$1.1m record ‘fine’ after lithium battery air cargo blaze
AVIATION regulators in the USA have imposed a record fine of US$1.1million after lithium ion batteries burst into flames and destroyed a FedEx truck – shortly after being carried on an aircraft – it is claimed.
The alleged fire-blazing violation of hazardous air cargo rules came despite prior warnings issued to the shipper by the US Department of Transportation’s Federal Aviation Administration, writes Nigel Tomkins.
The proposed penalty has been levied after a shipment of lithium batteries caught fire while being transported on a FedEx truck – after it had been transported on an aircraft – resulting in the total destruction of the vehicle.
The FAA is proposing the $1.1 million civil penalty against Braille Battery Inc of Sarasota, Florida, for allegedly violating the hazardous materials regulations.
It is the largest civil penalty the FAA has ever proposed for alleged violations of the requirements for offering an air shipment of lithium batteries.
The FAA says that on June 1, 2016, Braille offered four shipments, each containing a 24-volt lithium ion battery, to FedEx for transportation by air.
One of the batteries caught fire while it was being transported on a FedEx truck – after it had been transported on an aircraft – resulting in the destruction of the vehicle, it is claimed.
The FAA alleges that the lithium batteries in these shipments did not meet testing standards contained in the UN Manual of Tests and Criteria or the US Hazardous Material Regulations, were not equipped with a means of preventing dangerous reverse current flow, and were not in a proper condition for shipment.
The FAA further alleges Braille failed to provide its employees with the required hazardous materials training.
On June 8, 2016, the FAA informed Braille about concerns regarding its training programme.
On June 14 and June 15, 2016, the FAA informed Braille that the Hazardous Materials Regulations and the ICAO Technical Instructions prohibit the shipment of lithium ion batteries that are not proven to meet the UN testing standards.
Despite this, Braille continued to offer shipments of lithium ion batteries for air transportation on 14 separate occasions between July 14, 2016 and August 3, 2016, the FAA alleges.
The shipments included a total of 77 batteries.
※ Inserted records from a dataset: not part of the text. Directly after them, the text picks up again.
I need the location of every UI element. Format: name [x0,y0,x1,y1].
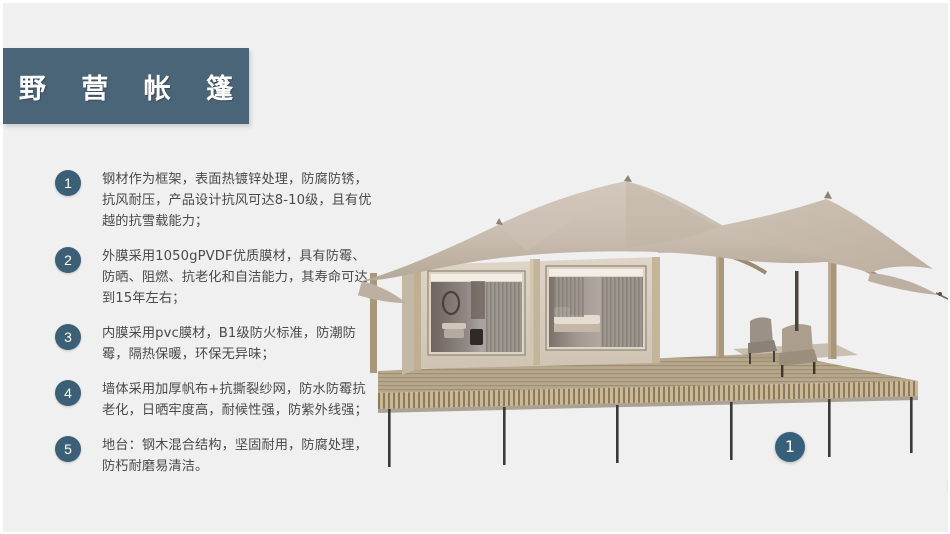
feature-item-2: 2 外膜采用1050gPVDF优质膜材，具有防霉、防晒、阻燃、抗老化和自洁能力，… [55,246,373,309]
roof-peak-tip [824,191,832,199]
feature-text-3: 内膜采用pvc膜材，B1级防火标准，防潮防霉，隔热保暖，环保无异味； [102,323,373,365]
feature-badge-2: 2 [55,247,81,273]
deck-leg [388,409,391,467]
feature-item-4: 4 墙体采用加厚帆布+抗撕裂纱网，防水防霉抗老化，日晒牢度高，耐候性强，防紫外线… [55,379,373,421]
curtain [601,277,643,347]
feature-item-1: 1 钢材作为框架，表面热镀锌处理，防腐防锈，抗风耐压，产品设计抗风可达8-10级… [55,169,373,232]
feature-list: 1 钢材作为框架，表面热镀锌处理，防腐防锈，抗风耐压，产品设计抗风可达8-10级… [55,169,373,491]
page-title: 野 营 帐 篷 [6,67,246,106]
tent-illustration: 野 奢 营 居 1 2 3 4 5 [358,153,950,473]
bin [470,329,483,345]
title-banner: 野 营 帐 篷 [3,48,249,124]
deck-leg [828,399,831,457]
roof-peak-tip [496,218,503,225]
roof-left-tail [358,281,406,303]
window-bathroom [428,271,525,355]
guy-line [936,293,948,299]
callout-marker-1[interactable]: 1 [775,432,805,462]
roof-peak-tip [624,175,632,182]
roof-right-tail [868,273,938,295]
corner-post [652,257,660,363]
deck-leg [616,405,619,463]
feature-badge-5: 5 [55,436,81,462]
feature-item-5: 5 地台：钢木混合结构，坚固耐用，防腐处理，防朽耐磨易清洁。 [55,435,373,477]
feature-badge-1: 1 [55,170,81,196]
feature-badge-3: 3 [55,324,81,350]
slide-canvas: 野 营 帐 篷 1 钢材作为框架，表面热镀锌处理，防腐防锈，抗风耐压，产品设计抗… [0,0,950,534]
vanity-basin [442,323,466,329]
feature-text-5: 地台：钢木混合结构，坚固耐用，防腐处理，防朽耐磨易清洁。 [102,435,373,477]
stove-pipe [795,271,799,331]
feature-text-2: 外膜采用1050gPVDF优质膜材，具有防霉、防晒、阻燃、抗老化和自洁能力，其寿… [102,246,373,309]
corner-post [414,265,421,370]
deck-leg [503,407,506,465]
deck-leg [910,397,913,453]
deck-leg [730,402,733,460]
feature-text-4: 墙体采用加厚帆布+抗撕裂纱网，防水防霉抗老化，日晒牢度高，耐候性强，防紫外线强； [102,379,373,421]
guy-anchor [938,292,942,296]
feature-badge-4: 4 [55,380,81,406]
feature-text-1: 钢材作为框架，表面热镀锌处理，防腐防锈，抗风耐压，产品设计抗风可达8-10级，且… [102,169,373,232]
tent-graphic [358,153,950,473]
window-bedroom [546,266,646,350]
feature-item-3: 3 内膜采用pvc膜材，B1级防火标准，防潮防霉，隔热保暖，环保无异味； [55,323,373,365]
curtain [554,277,584,317]
curtain [486,282,522,352]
Each shipment contained between one and 27 batteries.
“Improperly shipped hazardous material can pose serious threats to aircraft and to the people on board,” says FAA Administrator Michael Huerta. “Adhering to the Hazardous Materials Regulations is critical to ensuring safety.”
The FAA had previously levied an $8,000 civil penalty against Braille in 2013 for shipping undeclared lithium ion batteries.
Braille has been given 30 days after receiving the FAA’s enforcement letter to respond to the agency’s allegations.